Puis il part aux États-Unis pour travailler au développement international de l’une de ses créations industrielles en tant qu’ingénieur et inventeur qui devait révolutionner certains aspects de l’industrie automobile dans le monde : le compresseur rotatif, ce qui l’amène à déposer plusieurs centaines de brevets dont l’exploitation lui permettra de gagner plus tard d’importantes royalties et surtout lui garantira pour le reste de ses jours une large indépendance financière.

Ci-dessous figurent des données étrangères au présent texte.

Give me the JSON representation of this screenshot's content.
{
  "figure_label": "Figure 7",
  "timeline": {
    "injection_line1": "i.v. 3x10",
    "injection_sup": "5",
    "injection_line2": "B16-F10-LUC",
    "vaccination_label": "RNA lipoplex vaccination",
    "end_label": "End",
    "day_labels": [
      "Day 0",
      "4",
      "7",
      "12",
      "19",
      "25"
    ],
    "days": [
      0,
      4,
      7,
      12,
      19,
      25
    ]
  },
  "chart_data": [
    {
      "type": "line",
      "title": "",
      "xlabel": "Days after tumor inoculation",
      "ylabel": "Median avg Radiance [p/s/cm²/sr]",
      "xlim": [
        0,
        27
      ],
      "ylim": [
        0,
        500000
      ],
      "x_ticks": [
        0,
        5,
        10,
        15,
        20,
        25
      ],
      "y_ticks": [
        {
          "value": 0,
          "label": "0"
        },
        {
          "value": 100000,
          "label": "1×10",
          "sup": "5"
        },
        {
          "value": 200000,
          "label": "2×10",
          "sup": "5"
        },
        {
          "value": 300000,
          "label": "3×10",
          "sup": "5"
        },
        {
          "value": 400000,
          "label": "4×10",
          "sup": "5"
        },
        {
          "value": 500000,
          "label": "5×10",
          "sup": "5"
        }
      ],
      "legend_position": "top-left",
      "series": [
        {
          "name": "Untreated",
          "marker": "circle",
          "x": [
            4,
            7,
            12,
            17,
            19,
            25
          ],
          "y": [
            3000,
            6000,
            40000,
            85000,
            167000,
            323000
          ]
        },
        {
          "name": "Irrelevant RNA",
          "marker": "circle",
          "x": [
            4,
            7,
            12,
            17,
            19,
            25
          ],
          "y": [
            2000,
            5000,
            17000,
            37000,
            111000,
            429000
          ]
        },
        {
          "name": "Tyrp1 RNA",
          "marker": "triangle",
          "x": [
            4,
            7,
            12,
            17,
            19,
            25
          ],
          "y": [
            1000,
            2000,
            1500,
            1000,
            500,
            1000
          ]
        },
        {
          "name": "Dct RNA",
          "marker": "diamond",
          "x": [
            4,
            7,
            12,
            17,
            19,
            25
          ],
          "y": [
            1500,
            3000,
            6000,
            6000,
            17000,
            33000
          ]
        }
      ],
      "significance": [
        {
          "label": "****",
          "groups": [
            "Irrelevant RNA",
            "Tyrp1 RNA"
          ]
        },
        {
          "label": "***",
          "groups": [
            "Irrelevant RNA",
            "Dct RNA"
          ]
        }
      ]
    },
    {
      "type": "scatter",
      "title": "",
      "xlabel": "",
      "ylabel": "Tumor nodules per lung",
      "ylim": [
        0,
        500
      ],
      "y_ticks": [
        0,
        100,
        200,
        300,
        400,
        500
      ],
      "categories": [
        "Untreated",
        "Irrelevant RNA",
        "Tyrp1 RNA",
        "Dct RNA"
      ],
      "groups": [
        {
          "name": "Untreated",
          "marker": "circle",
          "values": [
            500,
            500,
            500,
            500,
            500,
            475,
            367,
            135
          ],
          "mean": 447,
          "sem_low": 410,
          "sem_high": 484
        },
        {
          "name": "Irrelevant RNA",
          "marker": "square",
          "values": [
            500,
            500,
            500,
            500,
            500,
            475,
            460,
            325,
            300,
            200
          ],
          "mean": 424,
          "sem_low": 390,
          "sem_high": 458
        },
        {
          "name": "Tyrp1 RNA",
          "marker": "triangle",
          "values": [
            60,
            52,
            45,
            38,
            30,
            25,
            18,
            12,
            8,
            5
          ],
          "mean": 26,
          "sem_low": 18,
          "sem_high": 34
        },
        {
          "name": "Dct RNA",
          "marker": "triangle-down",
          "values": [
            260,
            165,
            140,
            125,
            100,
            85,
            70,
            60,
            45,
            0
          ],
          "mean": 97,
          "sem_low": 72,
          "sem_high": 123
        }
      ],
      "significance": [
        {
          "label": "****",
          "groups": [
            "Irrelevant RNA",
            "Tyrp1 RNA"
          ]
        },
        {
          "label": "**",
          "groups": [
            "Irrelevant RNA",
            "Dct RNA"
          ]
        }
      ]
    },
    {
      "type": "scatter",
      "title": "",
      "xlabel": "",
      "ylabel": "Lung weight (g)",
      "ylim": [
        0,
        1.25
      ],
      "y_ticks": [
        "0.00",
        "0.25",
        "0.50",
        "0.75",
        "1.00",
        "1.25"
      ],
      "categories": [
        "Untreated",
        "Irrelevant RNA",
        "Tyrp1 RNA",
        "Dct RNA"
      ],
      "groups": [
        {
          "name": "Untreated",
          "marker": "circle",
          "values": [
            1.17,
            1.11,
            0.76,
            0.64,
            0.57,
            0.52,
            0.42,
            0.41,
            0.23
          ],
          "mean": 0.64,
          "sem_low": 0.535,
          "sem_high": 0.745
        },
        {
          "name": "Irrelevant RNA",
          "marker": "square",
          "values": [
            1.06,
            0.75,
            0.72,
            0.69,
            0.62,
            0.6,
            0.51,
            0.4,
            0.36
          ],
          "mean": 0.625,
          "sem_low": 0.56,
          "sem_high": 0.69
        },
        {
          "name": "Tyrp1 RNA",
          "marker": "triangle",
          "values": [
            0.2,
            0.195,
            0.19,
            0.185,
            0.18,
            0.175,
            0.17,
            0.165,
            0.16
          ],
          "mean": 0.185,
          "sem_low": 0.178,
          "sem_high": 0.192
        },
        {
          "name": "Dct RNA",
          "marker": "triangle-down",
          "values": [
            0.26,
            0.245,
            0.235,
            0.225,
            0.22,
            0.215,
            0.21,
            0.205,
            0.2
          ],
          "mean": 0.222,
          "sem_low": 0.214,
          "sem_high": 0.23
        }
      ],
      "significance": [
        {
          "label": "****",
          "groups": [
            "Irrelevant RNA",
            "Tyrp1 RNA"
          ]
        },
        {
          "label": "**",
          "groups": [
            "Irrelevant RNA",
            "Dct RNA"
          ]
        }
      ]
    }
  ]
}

Sur cette période de sa vie il est toujours resté très discret, ainsi que sur sa fortune en dollars, dans les fréquentes rencontres et déjeuners amicaux qui nous ont réunis pendant ces dernières années, préférant toujours mettre en avant son profond intérêt pour la philanthropie des milliardaires américains qui le fascinait, et pour le rôle essentiel des business angels et des think-tanks aux États-Unis, ces instituts de recherche et d’études totalement privés, indépendants et animés par des entrepreneurs dévoués à la chose publique et à l’intérêt général. Cette passion pour les think-tanks ne le quittera jamais et c’est ainsi qu’il passe tout naturellement à la seconde partie de sa vie en fondant l’iFRAP en 1985 dans une démarche citoyenne et avec pour seule assistance financière son chéquier personnel. Depuis lors, l’iFRAP, « institut » devenu plus tard « fondation », qui se consacre à « la recherche sur les administrations et les politiques publiques » est financée exclusivement par des fonds privés. Son crédo : « indépendance et expertise ». Think-tank libéral le plus ancien et sans doute le plus influent, c’est aujourd’hui une voix originale dans l’étouffante et permanente propagande étatique que subissent les Français.

Des pertes de 500 milliards d’euros

À dater de cette année 1985, il va étudier de près les raisons du déclin de notre pays et constate très vite que si la France régresse depuis 1974, c’est « à cause de sa classe dirigeante, écrit-il dans l’introduction de son Dossier noir de l’ENA édité par l’iFRAP en 2005, celle que nous avons tous l’habitude de mettre sur un piédestal parce qu’elle représente la puissance, parce qu’elle tient la plupart des leviers de commande, parce qu’elle reçoit honneurs et décorations. » Et Zimmern d’ajouter : « Pire encore, il ne s’agit même pas d’une classe mais d’une caste, c’est-à-dire d’un petit groupe d’hommes et de femmes qui ont confisqué le pouvoir non pour servir la nation, ce qui était leur raison première, mais pour se servir eux-mêmes et multiplier leurs privilèges. »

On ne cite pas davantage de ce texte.